Johannesburg’s public mobility network is under renewed strain as Metrobus moves to reduce off-peak and midday services in an effort to stabilize its finances. The route reductions compound an existing disruption for daily commuters, arriving less than a year after the suspension of Rea Vaya’s feeder bus operations. Rehana Moosajee, the city’s former member of the mayoral committee for transport, has criticized the developments, warning that they point to a wider breakdown in urban transit planning and equity.
Moosajee linked the municipal cuts to shifting national funding priorities. She explained that National Treasury and the National Department of Transport are currently reviewing public transport grants, with plans to consolidate existing funding streams. This restructuring has placed metropolitan authorities under pressure to streamline and rationalize their transit operations, a directive Moosajee argues comes at the worst possible time for working-class households.
“At a moment when families are grappling with intense economic strain, government at all levels should be expanding transit options, not dismantling them,” Moosajee said. She stressed that public transport functions as the economic lifeline for millions of Johannesburg residents, and scaling back services directly threatens workforce mobility and local commerce.
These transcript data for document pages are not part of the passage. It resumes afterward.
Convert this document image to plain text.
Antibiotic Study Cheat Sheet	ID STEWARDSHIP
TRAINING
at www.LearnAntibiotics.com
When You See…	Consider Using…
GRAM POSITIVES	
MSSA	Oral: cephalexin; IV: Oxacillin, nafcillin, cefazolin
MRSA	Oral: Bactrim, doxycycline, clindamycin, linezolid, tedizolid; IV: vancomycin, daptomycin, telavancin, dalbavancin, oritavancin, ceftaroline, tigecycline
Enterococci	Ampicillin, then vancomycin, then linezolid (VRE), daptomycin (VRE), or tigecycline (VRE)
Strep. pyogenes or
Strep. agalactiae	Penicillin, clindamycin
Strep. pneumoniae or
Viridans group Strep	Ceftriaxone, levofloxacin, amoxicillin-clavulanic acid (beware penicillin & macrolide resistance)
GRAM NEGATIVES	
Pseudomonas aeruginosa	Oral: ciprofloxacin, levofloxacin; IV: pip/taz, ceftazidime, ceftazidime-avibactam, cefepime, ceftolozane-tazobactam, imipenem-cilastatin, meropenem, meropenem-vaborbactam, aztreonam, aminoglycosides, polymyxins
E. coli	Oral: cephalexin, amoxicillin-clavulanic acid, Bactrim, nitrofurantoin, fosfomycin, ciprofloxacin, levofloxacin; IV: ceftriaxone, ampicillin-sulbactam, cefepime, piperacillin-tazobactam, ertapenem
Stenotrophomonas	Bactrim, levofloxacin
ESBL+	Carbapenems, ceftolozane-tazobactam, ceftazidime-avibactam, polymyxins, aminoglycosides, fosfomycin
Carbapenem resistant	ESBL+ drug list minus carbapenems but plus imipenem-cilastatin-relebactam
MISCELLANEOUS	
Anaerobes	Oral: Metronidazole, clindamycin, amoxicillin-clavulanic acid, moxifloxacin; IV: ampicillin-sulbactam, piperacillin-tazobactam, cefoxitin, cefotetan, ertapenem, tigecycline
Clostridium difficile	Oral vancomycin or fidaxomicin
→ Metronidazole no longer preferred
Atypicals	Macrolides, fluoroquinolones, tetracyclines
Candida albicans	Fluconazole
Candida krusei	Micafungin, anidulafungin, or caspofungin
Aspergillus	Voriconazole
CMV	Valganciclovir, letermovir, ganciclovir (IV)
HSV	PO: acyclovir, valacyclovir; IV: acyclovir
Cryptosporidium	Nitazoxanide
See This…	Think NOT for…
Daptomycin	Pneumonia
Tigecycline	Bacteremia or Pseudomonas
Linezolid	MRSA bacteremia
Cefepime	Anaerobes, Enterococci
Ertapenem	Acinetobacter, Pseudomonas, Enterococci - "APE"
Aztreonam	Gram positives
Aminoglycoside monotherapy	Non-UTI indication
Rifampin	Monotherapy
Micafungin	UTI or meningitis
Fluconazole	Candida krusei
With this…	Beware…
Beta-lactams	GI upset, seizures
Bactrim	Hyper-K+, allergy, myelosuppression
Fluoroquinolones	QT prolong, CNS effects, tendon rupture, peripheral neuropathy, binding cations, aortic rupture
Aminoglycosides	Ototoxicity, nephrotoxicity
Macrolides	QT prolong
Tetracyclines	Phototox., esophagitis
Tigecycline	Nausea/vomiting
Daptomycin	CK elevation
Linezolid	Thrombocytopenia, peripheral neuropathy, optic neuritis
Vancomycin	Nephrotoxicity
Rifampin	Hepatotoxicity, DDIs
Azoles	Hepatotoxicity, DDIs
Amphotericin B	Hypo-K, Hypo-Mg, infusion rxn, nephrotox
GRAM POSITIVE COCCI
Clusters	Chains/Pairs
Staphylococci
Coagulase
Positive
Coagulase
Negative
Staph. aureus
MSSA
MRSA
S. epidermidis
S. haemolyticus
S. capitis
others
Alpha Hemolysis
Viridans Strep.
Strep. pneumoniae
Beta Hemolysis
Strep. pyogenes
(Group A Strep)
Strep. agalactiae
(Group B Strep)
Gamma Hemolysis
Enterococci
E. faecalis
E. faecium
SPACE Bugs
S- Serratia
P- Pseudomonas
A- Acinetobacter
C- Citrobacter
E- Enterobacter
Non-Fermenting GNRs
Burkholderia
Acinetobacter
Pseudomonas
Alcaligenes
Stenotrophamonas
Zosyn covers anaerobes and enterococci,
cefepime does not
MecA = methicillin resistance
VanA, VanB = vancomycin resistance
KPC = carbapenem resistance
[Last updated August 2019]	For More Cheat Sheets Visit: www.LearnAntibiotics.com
Compounding public frustration is the ongoing financial arrangement surrounding the Rea Vaya network. Despite feeder routes remaining inactive for close to twelve months, the municipality continues to disburse approximately R92 million monthly to a contracted operator. Moosajee questioned the legitimacy of continuing payments for a non-operational service, noting that current city leadership must provide transparency on how the authorization was initially approved and maintained.
The operational impact of the feeder suspension was highlighted by Moosajee’s recent experience leading a youth employment initiative. During an April outreach program organized around World Public Transport Day, the group arrived at a Rea Vaya station only to find it shuttered, with the operator having halted services. She explained that the bus rapid transit model was never intended to function in isolation. Its design relies on a three-tier structure—trunk, complimentary, and feeder routes—where the latter connects residents from residential areas to main interchange stations. Removing the feeder component, she argued, effectively severs the network’s foundation.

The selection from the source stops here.